En el siglo XXI cualquiera puede convertirse en experto con un anillo de luz y una cuenta de TikTok. Bastan treinta segundos, un filtro favorecedor y un tono de autoridad para hablar de vacunas, economía o traumas infantiles. No se necesita leer, solo sonar convincente. Y, a veces, ni eso.
Ante semejante escenario, China ha decidido poner orden en el caos digital. Desde octubre de 2025, los influencers que hablen de medicina, derecho, psicología, educación o finanzas deberán mostrar sus credenciales reales; las plataformas tendrán que verificar títulos y eliminar a los impostores. Una cruzada contra la desinformación que busca frenar la epidemia del “yo opino porque puedo”. Y sí, a primera vista suena sensato: hay vidas arruinadas por consejos médicos falsos, diagnósticos emocionales de salón y promesas financieras tan milagrosas como las pirámides.
Pero la línea entre proteger y controlar es más delgada que un cable de fibra óptica. China no solo exige títulos: también castiga el “pesimismo excesivo”, borra publicaciones que cuestionan al poder y decide qué voces merecen ser escuchadas. Regular el conocimiento puede ser prudente; regular la opinión, peligroso. Porque cuando el Estado se convierte en curador de la verdad, la verdad deja de ser múltiple y empieza a ser oficial.
El dilema no es menor. ¿Debe el gobierno determinar quién puede hablar de qué? ¿O deberíamos, como sociedad, aprender a distinguir entre un especialista y un charlatán digital?

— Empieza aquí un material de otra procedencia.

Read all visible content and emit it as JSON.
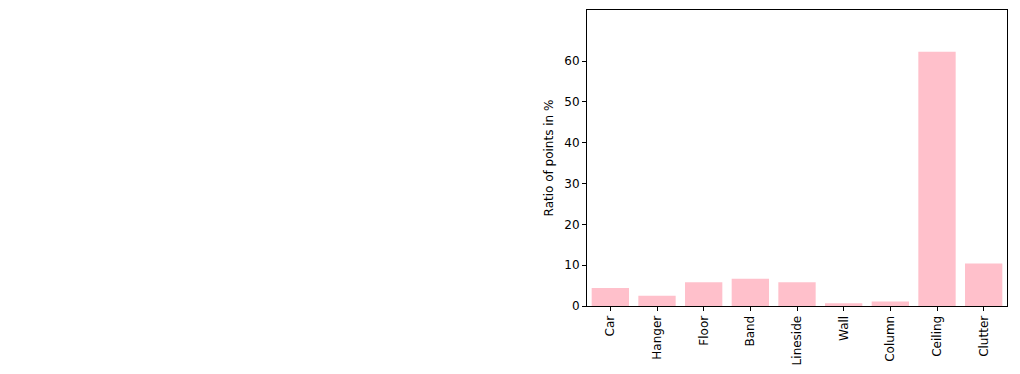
{
  "chart_data": {
    "type": "bar",
    "y_label": "Ratio of points in %",
    "categories": [
      "Car",
      "Hanger",
      "Floor",
      "Band",
      "Lineside",
      "Wall",
      "Column",
      "Ceiling",
      "Clutter"
    ],
    "values": [
      4.4,
      2.5,
      5.8,
      6.7,
      5.8,
      0.7,
      1.1,
      62.3,
      10.4
    ],
    "color": "#ffc0cb",
    "ylim": [
      0,
      72.5
    ],
    "yticks": [
      0,
      10,
      20,
      30,
      40,
      50,
      60
    ],
    "grid": false
  }
}
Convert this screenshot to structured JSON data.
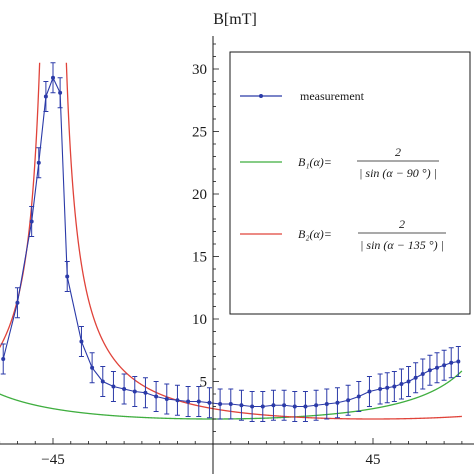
{
  "chart_data": {
    "type": "line",
    "ylabel": "B[mT]",
    "xlim": [
      -62.5,
      70
    ],
    "ylim": [
      0,
      33.5
    ],
    "x_ticks": [
      -45,
      45
    ],
    "x_tick_labels": [
      "−45",
      "45"
    ],
    "y_ticks": [
      5,
      10,
      15,
      20,
      25,
      30
    ],
    "y_tick_labels": [
      "5",
      "10",
      "15",
      "20",
      "25",
      "30"
    ],
    "grid": false,
    "legend_position": "top-right",
    "series": [
      {
        "name": "measurement",
        "color": "#2b3aa8",
        "style": "line-with-markers-and-error-bars",
        "x": [
          -59,
          -55,
          -51,
          -49,
          -47,
          -45,
          -43,
          -41,
          -37,
          -34,
          -31,
          -28,
          -25,
          -22,
          -19,
          -16,
          -13,
          -10,
          -7,
          -4,
          -1,
          2,
          5,
          8,
          11,
          14,
          17,
          20,
          23,
          26,
          29,
          32,
          35,
          38,
          41,
          44,
          47,
          49,
          51,
          53,
          55,
          57,
          59,
          61,
          63,
          65,
          67,
          69
        ],
        "y": [
          6.8,
          11.3,
          17.8,
          22.5,
          27.8,
          29.3,
          28.1,
          13.4,
          8.2,
          6.1,
          5.0,
          4.6,
          4.4,
          4.2,
          4.1,
          3.8,
          3.6,
          3.5,
          3.4,
          3.4,
          3.3,
          3.2,
          3.2,
          3.1,
          3.0,
          3.0,
          3.1,
          3.1,
          3.0,
          3.0,
          3.1,
          3.2,
          3.3,
          3.5,
          3.8,
          4.2,
          4.4,
          4.5,
          4.6,
          4.8,
          5.0,
          5.3,
          5.6,
          5.9,
          6.1,
          6.3,
          6.5,
          6.6
        ],
        "error": 1.2
      },
      {
        "name": "B1(α)=2/|sin(α − 90°)|",
        "color": "#3fae3f",
        "formula": "2/|sin(a-90)|"
      },
      {
        "name": "B2(α)=2/|sin(α − 135°)|",
        "color": "#e0433a",
        "formula": "2/|sin(a-135)|"
      }
    ]
  },
  "legend": {
    "measurement": "measurement",
    "b1_lhs": "B₁(α)=",
    "b1_num": "2",
    "b1_den": "| sin (α − 90 °) |",
    "b2_lhs": "B₂(α)=",
    "b2_num": "2",
    "b2_den": "| sin (α − 135 °) |"
  }
}
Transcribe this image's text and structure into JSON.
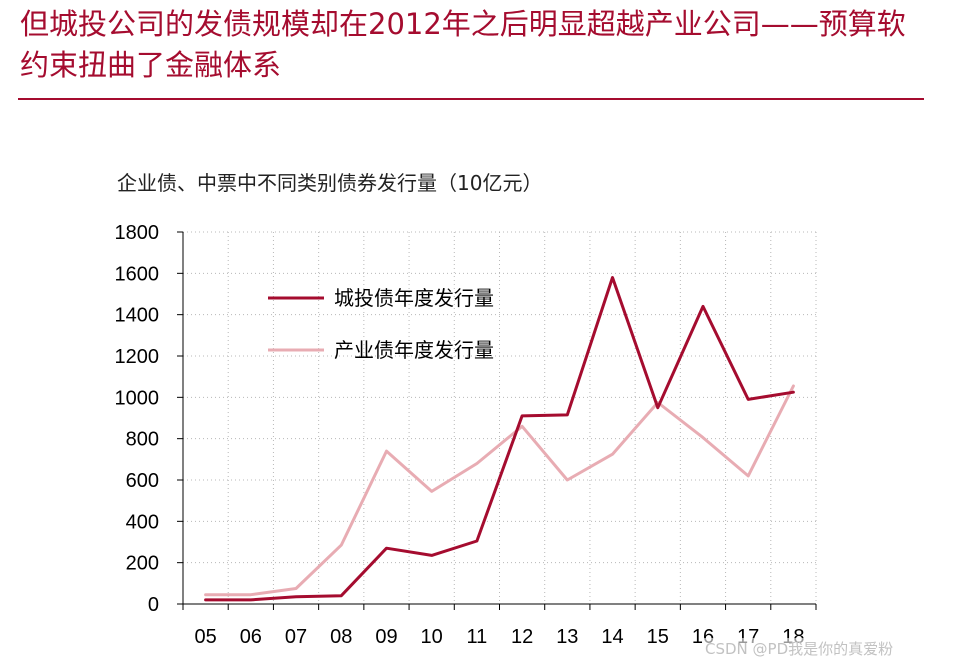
{
  "title": "但城投公司的发债规模却在2012年之后明显超越产业公司——预算软约束扭曲了金融体系",
  "watermark": "CSDN @PD我是你的真爱粉",
  "chart_data": {
    "type": "line",
    "title": "企业债、中票中不同类别债券发行量（10亿元）",
    "categories": [
      "05",
      "06",
      "07",
      "08",
      "09",
      "10",
      "11",
      "12",
      "13",
      "14",
      "15",
      "16",
      "17",
      "18"
    ],
    "ylim": [
      0,
      1800
    ],
    "yticks": [
      0,
      200,
      400,
      600,
      800,
      1000,
      1200,
      1400,
      1600,
      1800
    ],
    "grid": true,
    "legend_position": "top-left",
    "series": [
      {
        "name": "城投债年度发行量",
        "color": "#a50c2f",
        "values": [
          20,
          20,
          35,
          40,
          270,
          235,
          305,
          910,
          915,
          1580,
          950,
          1440,
          990,
          1025
        ]
      },
      {
        "name": "产业债年度发行量",
        "color": "#e8acb3",
        "values": [
          45,
          45,
          75,
          285,
          740,
          545,
          680,
          860,
          600,
          725,
          975,
          805,
          620,
          1055
        ]
      }
    ]
  }
}
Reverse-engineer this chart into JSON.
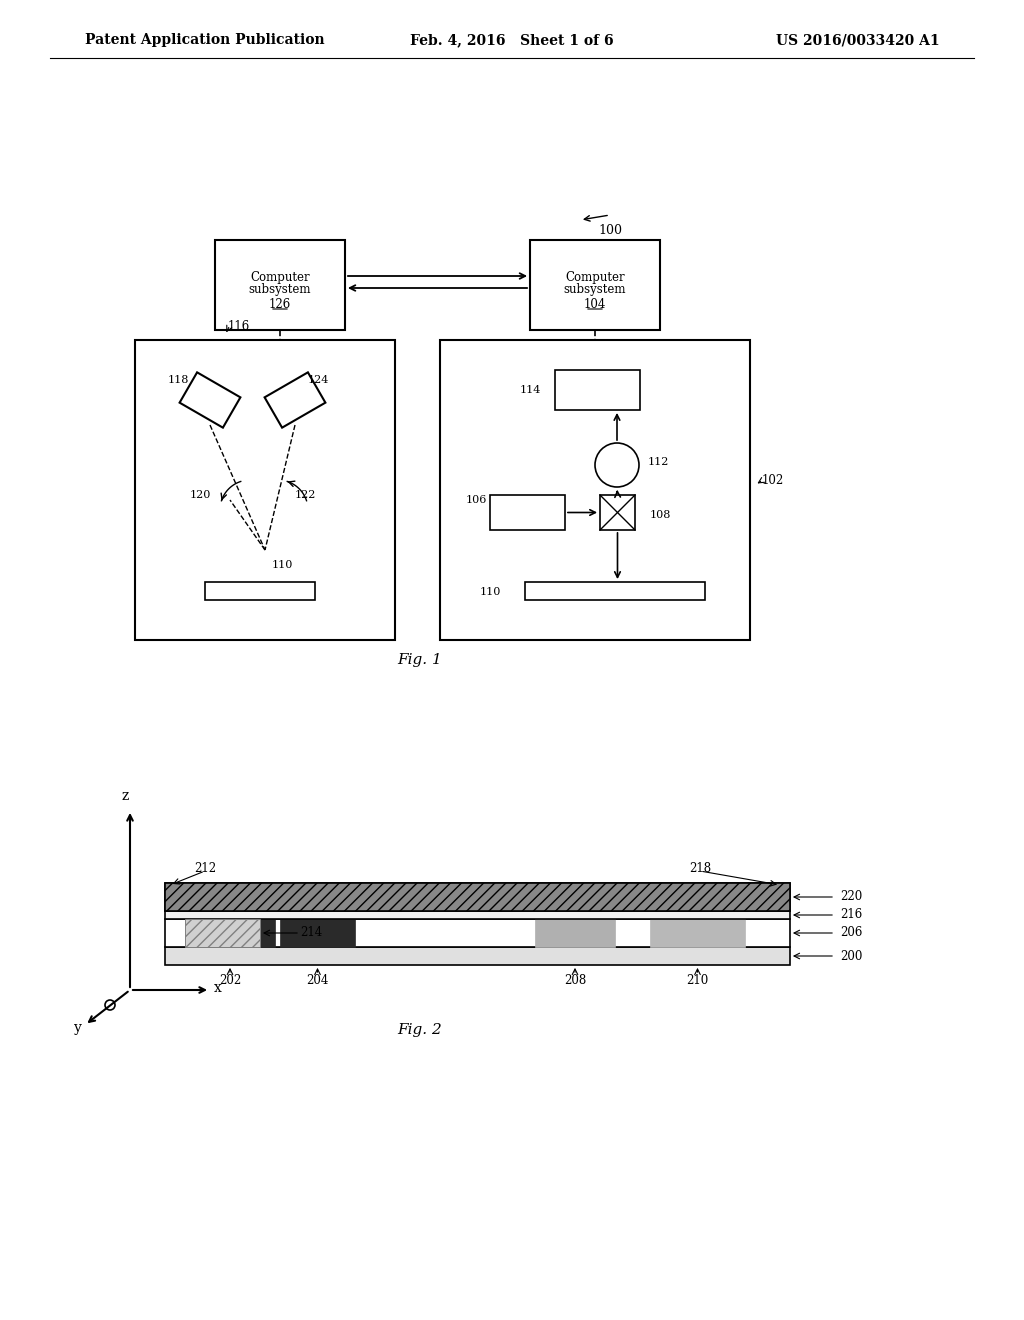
{
  "header_left": "Patent Application Publication",
  "header_middle": "Feb. 4, 2016   Sheet 1 of 6",
  "header_right": "US 2016/0033420 A1",
  "fig1_label": "Fig. 1",
  "fig2_label": "Fig. 2",
  "bg_color": "#ffffff",
  "text_color": "#000000",
  "box_color": "#000000",
  "label_100": "100",
  "label_102": "102",
  "label_104": "104",
  "label_106": "106",
  "label_108": "108",
  "label_110": "110",
  "label_112": "112",
  "label_114": "114",
  "label_116": "116",
  "label_118": "118",
  "label_120": "120",
  "label_122": "122",
  "label_124": "124",
  "label_126": "126",
  "label_200": "200",
  "label_202": "202",
  "label_204": "204",
  "label_206": "206",
  "label_208": "208",
  "label_210": "210",
  "label_212": "212",
  "label_214": "214",
  "label_216": "216",
  "label_218": "218",
  "label_220": "220",
  "cs126_text": "Computer\nsubsystem\n126",
  "cs104_text": "Computer\nsubsystem\n104"
}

En México, donde abundan los gurús de la salud holística, los psicólogos de pantalla y los abogados de storytime, la pregunta no es si necesitamos regulación, sino si somos capaces de pensar por cuenta propia.
Porque sí, regular tiene su lógica: hay daños reales en la desinformación. Pero también hay daños sutiles en renunciar a discernir. Creer que el ciudadano necesita que el gobierno le diga a quién creerle es, en el fondo, una forma de subestimar su inteligencia.
Quizá la verdadera alfabetización del futuro no esté en los títulos colgados en la pared, sino en la capacidad de duda. Dudar del influencer, del algoritmo, del político y —por incómodo que suene— de uno mismo.
Al final, si necesitamos una licencia para opinar, tal vez el problema no sea la falta de expertos, sino el exceso de creyentes.